Tagespflegepersonen erhalten je nach Bundesland und Jugendamt eine laufende Geldleistung nach § 23 SGB VIII. Diese setzt sich zusammen aus Sachaufwandserstattung, Beitrag zur Altersvorsorge und einer Förderung der Qualifizierung. Die konkrete Höhe unterscheidet sich erheblich – von rund 300 bis über 800 EUR pro Kind und Monat, je nach Betreuungsumfang und Gemeinde.
Als Honorarkraft oder Kursanbieter*in hängt dein Einkommen von deiner Auslastung und deinen Stundensätzen ab. Übliche Honorarsätze liegen je nach Leistung und Region zwischen 30 und 70 EUR pro Stunde.
Als Betreiber*in einer eigenen kleinen Einrichtung kann das Einkommen deutlich höher sein – aber auch die Kosten und das unternehmerische Risiko steigen entsprechend. Viele selbstständige Erzieher*innen in der Tagespflege oder mit einem Kursangebot erzielen zwischen 1.800 und 3.500 Euro EUR im Monat bei Vollzeittätigkeit – mit Luft nach oben, wenn das Angebot gut positioniert ist und Zusatzleistungen hinzukommen.
Typische Kostenpositionen
Wie alle Freiberufler*innen hast auch du als Erzieher*in ohne festen Arbeitgeber viele Kosten, die Angestellte nicht haben. Die wichtigsten laufenden Kosten im Überblick sind:
- Miete für Praxis- oder Betreuungsräume
- Berufshaftpflicht und weitere Versicherungen
- Krankenversicherungsbeiträge (als Selbstständige*r vollständig selbst zu tragen)

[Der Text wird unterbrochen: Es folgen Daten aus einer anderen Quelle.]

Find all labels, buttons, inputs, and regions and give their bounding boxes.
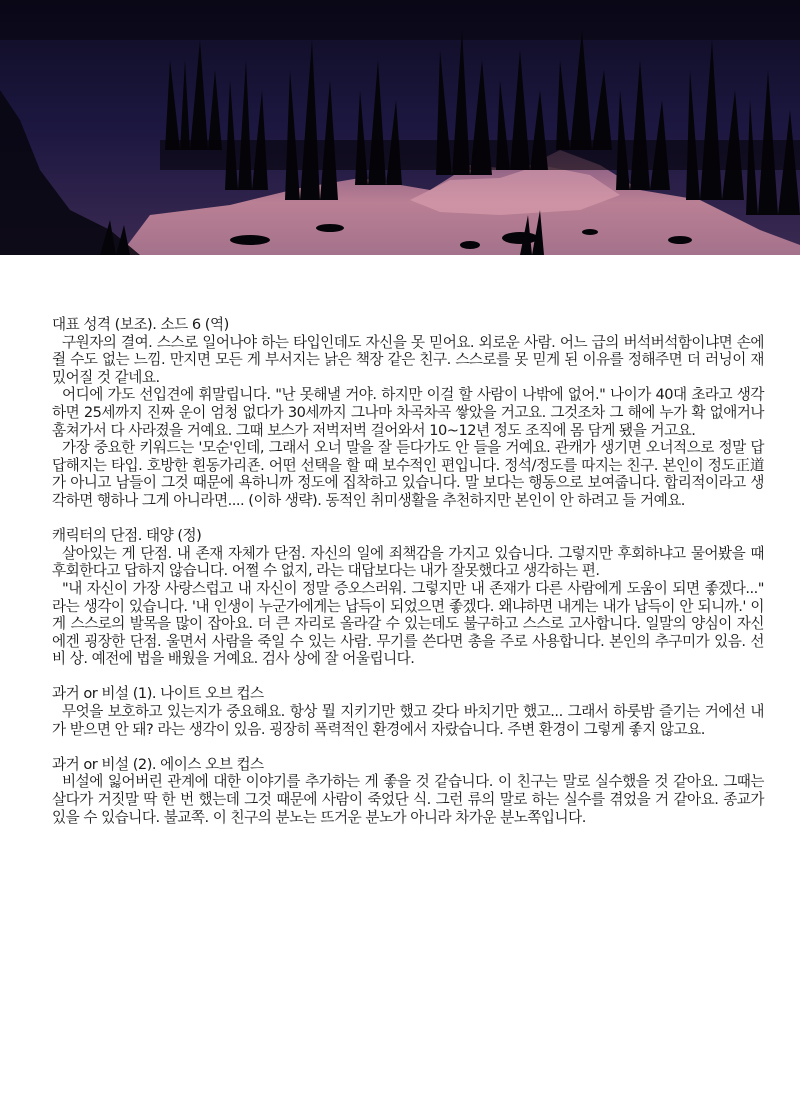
paragraph: 무엇을 보호하고 있는지가 중요해요. 항상 뭘 지키기만 했고 갖다 바치기만 했고... 그래서 하룻밤 즐기는 거에선 내가 받으면 안 돼? 라는 생각이 있음. 굉장히 폭력적인 환경에서 자랐습니다. 주변 환경이 그렇게 좋지 않고요. bbox=[52, 703, 764, 738]
paragraph: 구원자의 결여. 스스로 일어나야 하는 타입인데도 자신을 못 믿어요. 외로운 사람. 어느 급의 버석버석함이냐면 손에 쥘 수도 없는 느낌. 만지면 모든 게 부서지는 낡은 책장 같은 친구. 스스로를 못 믿게 된 이유를 정해주면 더 러닝이 재밌어질 것 같네요. bbox=[52, 333, 764, 386]
section-representative-personality bbox=[52, 316, 764, 510]
paragraph: "내 자신이 가장 사랑스럽고 내 자신이 정말 증오스러워. 그렇지만 내 존재가 다른 사람에게 도움이 되면 좋겠다..." 라는 생각이 있습니다. '내 인생이 누군가에게는 납득이 되었으면 좋겠다. 왜냐하면 내게는 내가 납득이 안 되니까.' 이게 스스로의 발목을 많이 잡아요. 더 큰 자리로 올라갈 수 있는데도 불구하고 스스로 고사합니다. 일말의 양심이 자신에겐 굉장한 단점. 울면서 사람을 죽일 수 있는 사람. 무기를 쓴다면 총을 주로 사용합니다. 본인의 추구미가 있음. 선비 상. 예전에 법을 배웠을 거예요. 검사 상에 잘 어울립니다. bbox=[52, 579, 764, 668]
paragraph: 비설에 잃어버린 관계에 대한 이야기를 추가하는 게 좋을 것 같습니다. 이 친구는 말로 실수했을 것 같아요. 그때는 살다가 거짓말 딱 한 번 했는데 그것 때문에 사람이 죽었단 식. 그런 류의 말로 하는 실수를 겪었을 거 같아요. 종교가 있을 수 있습니다. 불교쪽. 이 친구의 분노는 뜨거운 분노가 아니라 차가운 분노쪽입니다. bbox=[52, 773, 764, 826]
section-title: 캐릭터의 단점. 태양 (정) bbox=[52, 527, 202, 545]
section-title: 대표 성격 (보조). 소드 6 (역) bbox=[52, 316, 229, 333]
paragraph: 가장 중요한 키워드는 '모순'인데, 그래서 오너 말을 잘 듣다가도 안 들을 거예요. 관캐가 생기면 오너적으로 정말 답답해지는 타입. 호방한 흰동가리죤. 어떤 선택을 할 때 보수적인 편입니다. 정석/정도를 따지는 친구. 본인이 정도正道가 아니고 남들이 그것 때문에 욕하니까 정도에 집착하고 있습니다. 말 보다는 행동으로 보여줍니다. 합리적이라고 생각하면 행하나 그게 아니라면.... (이하 생략). 동적인 취미생활을 추천하지만 본인이 안 하려고 들 거예요. bbox=[52, 439, 764, 509]
section-past-secret-2 bbox=[52, 756, 764, 826]
section-character-weakness bbox=[52, 527, 764, 668]
lake-reflection-icon bbox=[0, 0, 800, 255]
section-past-secret-1 bbox=[52, 685, 764, 738]
paragraph: 어디에 가도 선입견에 휘말립니다. "난 못해낼 거야. 하지만 이걸 할 사람이 나밖에 없어." 나이가 40대 초라고 생각하면 25세까지 진짜 운이 엄청 없다가 30세까지 그나마 차곡차곡 쌓았을 거고요. 그것조차 그 해에 누가 확 없애거나 훔쳐가서 다 사라졌을 거예요. 그때 보스가 저벅저벅 걸어와서 10~12년 정도 조직에 몸 담게 됐을 거고요. bbox=[52, 386, 764, 439]
lake-reflection-image bbox=[0, 0, 800, 255]
fortune-reading-text bbox=[52, 316, 764, 844]
section-title: 과거 or 비설 (1). 나이트 오브 컵스 bbox=[52, 685, 264, 703]
section-title: 과거 or 비설 (2). 에이스 오브 컵스 bbox=[52, 755, 264, 773]
paragraph: 살아있는 게 단점. 내 존재 자체가 단점. 자신의 일에 죄책감을 가지고 있습니다. 그렇지만 후회하냐고 물어봤을 때 후회한다고 답하지 않습니다. 어쩔 수 없지, 라는 대답보다는 내가 잘못했다고 생각하는 편. bbox=[52, 544, 764, 580]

- Material und pädagogische Ausstattung
- Verwaltung, Buchhaltung und ggf. Steuerberatung
- Marketing und Website
Zusätzliche Einnahmequellen
Es gibt viele Möglichkeiten, dein Einkommen aufzustocken, wenn du die nötige Zeit und Motivation (und natürlich Qualifikation) dazu hast, z. B.:
- Elternkurse (Schlafen, Trotzphasen, Sprachentwicklung)
- Fortbildungsangebote für pädagogische Fachkräfte
- Beratungsangebote für Familien und Einrichtungen
- Online-Angebote und digitale Materialien
- Kooperationen mit Kliniken, Hebammen oder Kinderärzt*innen
Fazit
Der Rahmen, in dem du arbeitest, ist zu eng geworden? Dann ist es Zeit, deinen eigenen zu schaffen! Selbstständig als Erzieher*in zu werden ist für viele der beste Weg, ihr pädagogisches Potenzial zu entfalten. Vielleicht ja auch für dich. Der Bedarf ist da, die gesellschaftliche Relevanz ist enorm, und die Möglichkeiten, sich als freie Fachkraft zu positionieren, wachsen stetig.

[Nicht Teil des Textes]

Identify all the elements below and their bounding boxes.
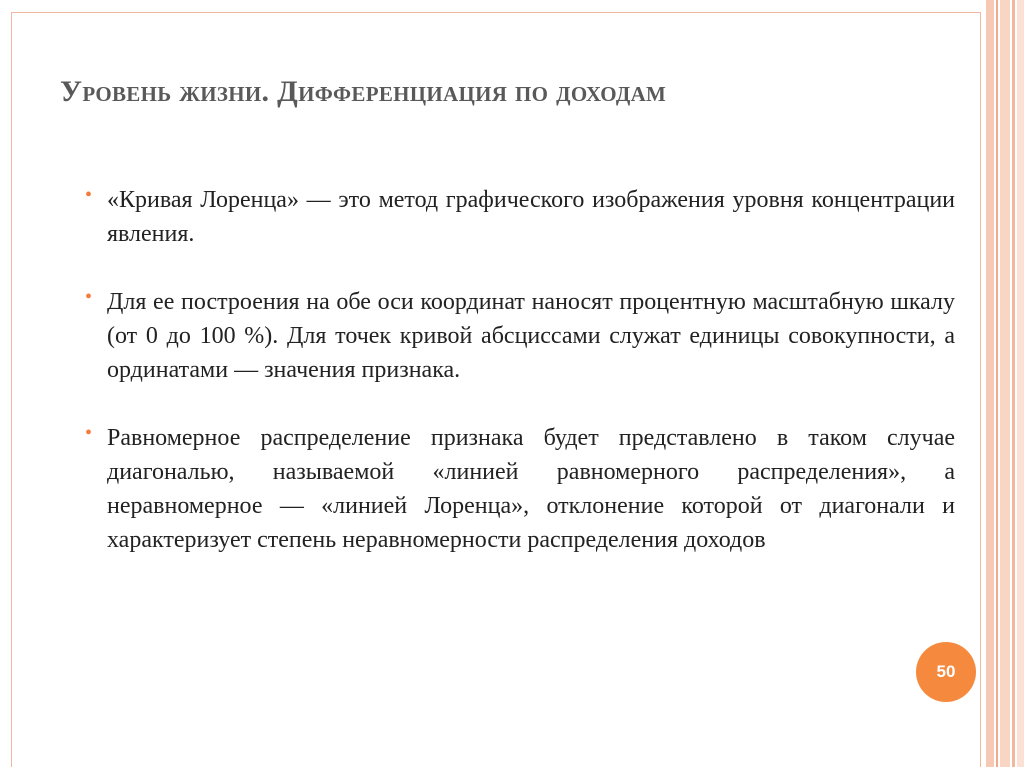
- bullet-item: [85, 285, 955, 387]
- bullet-text: Для ее построения на обе оси координат наносят процентную масштабную шкалу (от 0 до 100 %). Для точек кривой абсциссами служат единицы совокупности, а ординатами — значения признака.: [107, 289, 955, 383]
- bullet-item: [85, 183, 955, 251]
- bullet-item: [85, 421, 955, 557]
- bullet-icon: •: [85, 422, 93, 444]
- bullet-text: «Кривая Лоренца» — это метод графического изображения уровня концентрации явления.: [107, 187, 955, 247]
- decorative-stripe: [986, 0, 994, 767]
- decorative-stripe: [1012, 0, 1015, 767]
- bullet-list: [85, 183, 955, 591]
- decorative-stripe: [996, 0, 998, 767]
- slide-title: Уровень жизни. Дифференциация по доходам: [60, 75, 667, 108]
- decorative-stripe: [1017, 0, 1024, 767]
- page-number-badge: 50: [916, 642, 976, 702]
- bullet-text: Равномерное распределение признака будет представлено в таком случае диагональю, называемой «линией равномерного распределения», а неравномерное — «линией Лоренца», отклонение которой от диагонали и характеризует степень неравномерности распределения доходов: [107, 425, 955, 553]
- decorative-stripe: [1000, 0, 1010, 767]
- bullet-icon: •: [85, 286, 93, 308]
- bullet-icon: •: [85, 184, 93, 206]
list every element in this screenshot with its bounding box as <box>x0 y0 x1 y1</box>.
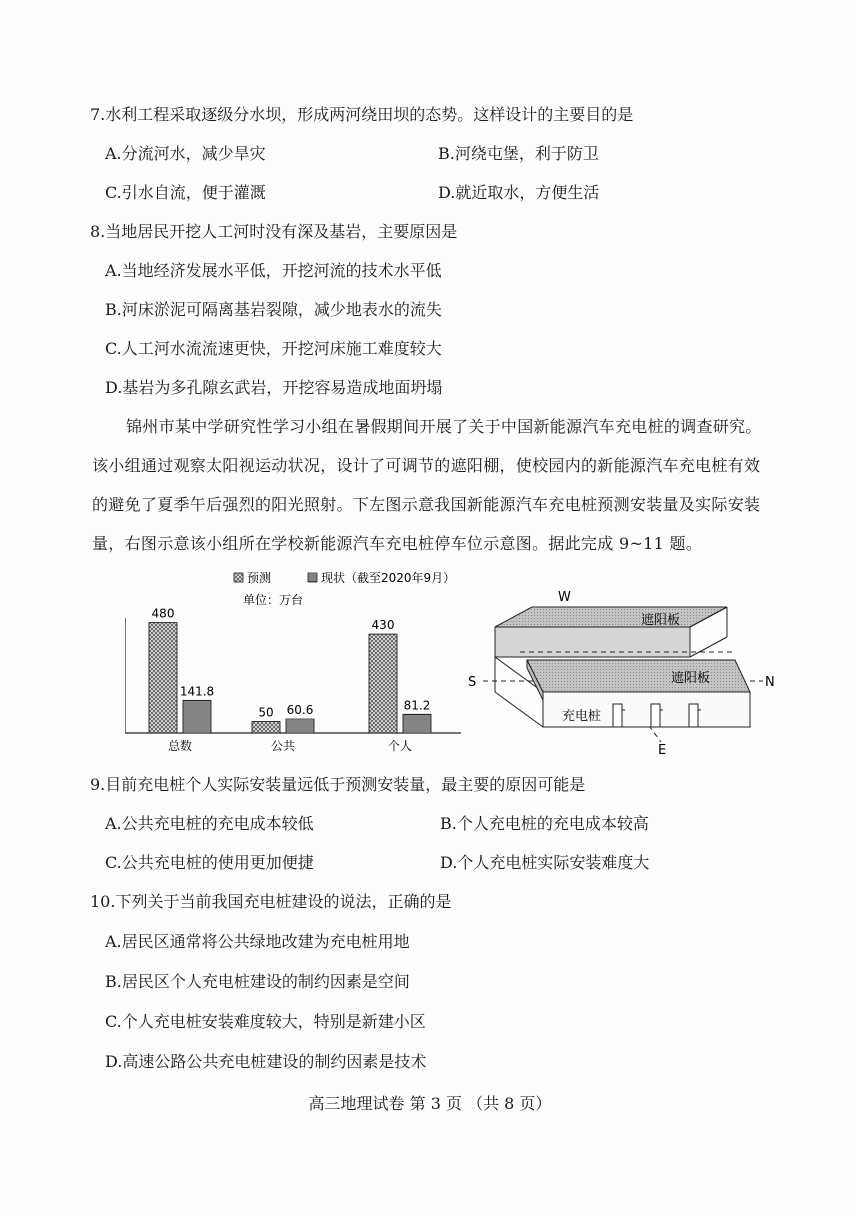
category-label: 总数 <box>167 739 193 753</box>
legend-swatch-actual <box>308 573 317 582</box>
ground-left-line <box>495 692 543 727</box>
bar-value-label: 81.2 <box>403 698 431 713</box>
bar-actual-2 <box>403 714 431 733</box>
bar-forecast-1 <box>252 722 280 734</box>
category-label: 公共 <box>270 739 296 753</box>
q7-option-c: C.引水自流，便于灌溉 <box>105 183 266 202</box>
q10-option-a: A.居民区通常将公共绿地改建为充电桩用地 <box>105 932 410 951</box>
bar-value-label: 480 <box>151 606 175 621</box>
q9-option-d: D.个人充电桩实际安装难度大 <box>440 853 650 872</box>
parking-shelter-diagram <box>465 582 795 762</box>
bar-value-label: 141.8 <box>179 684 215 699</box>
bar-forecast-0 <box>149 623 177 733</box>
q9-option-b: B.个人充电桩的充电成本较高 <box>440 814 649 833</box>
label-e: E <box>658 743 667 758</box>
q8-option-b: B.河床淤泥可隔离基岩裂隙，减少地表水的流失 <box>105 300 442 319</box>
passage-line-4: 量，右图示意该小组所在学校新能源汽车充电桩停车位示意图。据此完成 9~11 题。 <box>92 534 703 553</box>
bar-value-label: 50 <box>258 705 274 720</box>
chart-unit: 单位：万台 <box>243 593 304 607</box>
label-s: S <box>468 675 477 690</box>
q9-option-c: C.公共充电桩的使用更加便捷 <box>105 853 314 872</box>
label-shade-front: 遮阳板 <box>671 671 711 686</box>
q10-stem: 10.下列关于当前我国充电桩建设的说法，正确的是 <box>90 892 452 911</box>
charging-pile-bar-chart <box>125 566 465 758</box>
shade-board-back <box>495 607 727 657</box>
q7-option-d: D.就近取水，方便生活 <box>438 183 600 202</box>
bar-forecast-2 <box>369 634 397 733</box>
q7-stem: 7.水利工程采取逐级分水坝，形成两河绕田坝的态势。这样设计的主要目的是 <box>90 105 634 124</box>
q8-option-c: C.人工河水流流速更快，开挖河床施工难度较大 <box>105 339 442 358</box>
bar-actual-0 <box>183 700 211 733</box>
q9-option-a: A.公共充电桩的充电成本较低 <box>105 814 314 833</box>
q8-option-a: A.当地经济发展水平低，开挖河流的技术水平低 <box>105 261 442 280</box>
passage-line-2: 该小组通过观察太阳视运动状况，设计了可调节的遮阳棚，使校园内的新能源汽车充电桩有效 <box>92 456 761 475</box>
label-charger: 充电桩 <box>562 709 602 724</box>
page-footer: 高三地理试卷 第 3 页 （共 8 页） <box>308 1094 552 1113</box>
q8-stem: 8.当地居民开挖人工河时没有深及基岩，主要原因是 <box>90 222 458 241</box>
bar-value-label: 60.6 <box>286 703 314 718</box>
q8-option-d: D.基岩为多孔隙玄武岩，开挖容易造成地面坍塌 <box>105 378 443 397</box>
label-shade-top: 遮阳板 <box>641 613 681 628</box>
bar-value-label: 430 <box>371 618 395 633</box>
q10-option-d: D.高速公路公共充电桩建设的制约因素是技术 <box>105 1052 427 1071</box>
label-w: W <box>558 590 571 605</box>
q10-option-c: C.个人充电桩安装难度较大，特别是新建小区 <box>105 1012 426 1031</box>
passage-line-3: 的避免了夏季午后强烈的阳光照射。下左图示意我国新能源汽车充电桩预测安装量及实际安装 <box>92 495 761 514</box>
legend-swatch-forecast <box>234 573 243 582</box>
chart-legend <box>234 570 455 585</box>
passage-line-1: 锦州市某中学研究性学习小组在暑假期间开展了关于中国新能源汽车充电桩的调查研究。 <box>126 417 762 436</box>
bar-actual-1 <box>286 719 314 733</box>
label-n: N <box>765 675 775 690</box>
category-label: 个人 <box>387 739 413 753</box>
q7-option-a: A.分流河水，减少旱灾 <box>105 144 266 163</box>
legend-label-forecast: 预测 <box>247 571 272 585</box>
q9-stem: 9.目前充电桩个人实际安装量远低于预测安装量，最主要的原因可能是 <box>90 775 586 794</box>
q7-option-b: B.河绕屯堡，利于防卫 <box>438 144 599 163</box>
legend-label-actual: 现状（截至2020年9月） <box>321 571 456 585</box>
q10-option-b: B.居民区个人充电桩建设的制约因素是空间 <box>105 972 410 991</box>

Gleichzeitig erfordert dieser Weg viel Vorbereitung, unternehmerisches Denken und den Mut, Verantwortung über den pädagogischen Alltag hinaus zu übernehmen. Wenn du dich gut vorbereitest, rechtliche Grundlagen kennst und ein klares Konzept entwickelst, legst du den Grundstein für eine erfüllende Karriere mit echter Gestaltungsfreiheit.

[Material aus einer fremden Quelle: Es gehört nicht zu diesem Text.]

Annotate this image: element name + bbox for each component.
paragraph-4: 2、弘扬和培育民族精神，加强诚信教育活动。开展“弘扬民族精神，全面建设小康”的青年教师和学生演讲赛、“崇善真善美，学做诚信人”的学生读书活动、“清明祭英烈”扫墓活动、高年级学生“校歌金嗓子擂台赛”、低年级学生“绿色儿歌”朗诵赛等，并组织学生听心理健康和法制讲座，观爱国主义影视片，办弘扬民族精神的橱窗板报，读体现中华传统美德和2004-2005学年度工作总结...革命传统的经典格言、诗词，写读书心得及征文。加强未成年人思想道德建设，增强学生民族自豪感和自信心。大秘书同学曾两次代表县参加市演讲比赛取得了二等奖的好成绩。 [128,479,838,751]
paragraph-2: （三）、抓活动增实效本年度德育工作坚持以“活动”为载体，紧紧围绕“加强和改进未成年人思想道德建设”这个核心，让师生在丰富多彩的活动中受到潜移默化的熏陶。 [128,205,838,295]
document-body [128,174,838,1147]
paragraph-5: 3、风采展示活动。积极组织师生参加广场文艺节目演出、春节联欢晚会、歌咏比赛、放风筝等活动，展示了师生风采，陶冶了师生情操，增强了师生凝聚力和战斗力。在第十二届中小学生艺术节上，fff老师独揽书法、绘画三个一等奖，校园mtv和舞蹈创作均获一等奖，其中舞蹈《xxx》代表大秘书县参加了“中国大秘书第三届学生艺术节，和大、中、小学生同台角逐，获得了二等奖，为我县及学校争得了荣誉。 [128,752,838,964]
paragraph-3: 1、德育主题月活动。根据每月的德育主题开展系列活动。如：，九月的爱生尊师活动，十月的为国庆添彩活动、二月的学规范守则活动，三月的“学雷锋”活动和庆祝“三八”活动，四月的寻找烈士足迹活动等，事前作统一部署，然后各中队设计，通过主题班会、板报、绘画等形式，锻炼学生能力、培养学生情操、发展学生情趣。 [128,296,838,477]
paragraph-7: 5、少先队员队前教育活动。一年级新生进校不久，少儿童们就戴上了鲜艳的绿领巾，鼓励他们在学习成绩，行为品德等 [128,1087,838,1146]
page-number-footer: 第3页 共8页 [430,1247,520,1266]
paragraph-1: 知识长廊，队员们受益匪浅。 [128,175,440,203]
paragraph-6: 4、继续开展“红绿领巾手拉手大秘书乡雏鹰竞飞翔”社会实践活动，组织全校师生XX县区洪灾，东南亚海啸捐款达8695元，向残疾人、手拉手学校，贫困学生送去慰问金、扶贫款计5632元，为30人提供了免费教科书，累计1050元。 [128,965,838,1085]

Wir haben abschließend alle Vor- und Nachteile für dich zusammengefasst:
FAQ
Die Ausbildung zur staatlich anerkannten Erzieherin bzw. zum staatlich anerkannten Erzieher dauert in Vollzeit in der Regel drei Jahre – inklusive des abschließenden, vergüteten Anerkennungsjahres. In Teilzeit oder als berufsbegleitende Umschulung verlängert sich die Dauer auf vier bis fünf Jahre.
Ja – als staatlich anerkannte*r Erzieher*in hast du verschiedene Möglichkeiten, selbstständig zu arbeiten: etwa in der Tagespflege, als freiberufliche Honorarkraft in Einrichtungen, als Anbieter*in pädagogischer Kurse oder als Gründer*in einer eigenen Kita.
Das Einkommen hängt stark vom gewählten Modell, der Region und der Auslastung ab. Tagespflegepersonen erhalten je nach Bundesland zwischen 300 und über 800 Euro pro Kind und Monat, Honorarkräfte erzielen typischerweise 30 bis 70 Euro pro Stunde. Bei Vollzeittätigkeit sind 1.800 bis 3.500 Euro netto im Monat realistisch – mit Luft nach oben.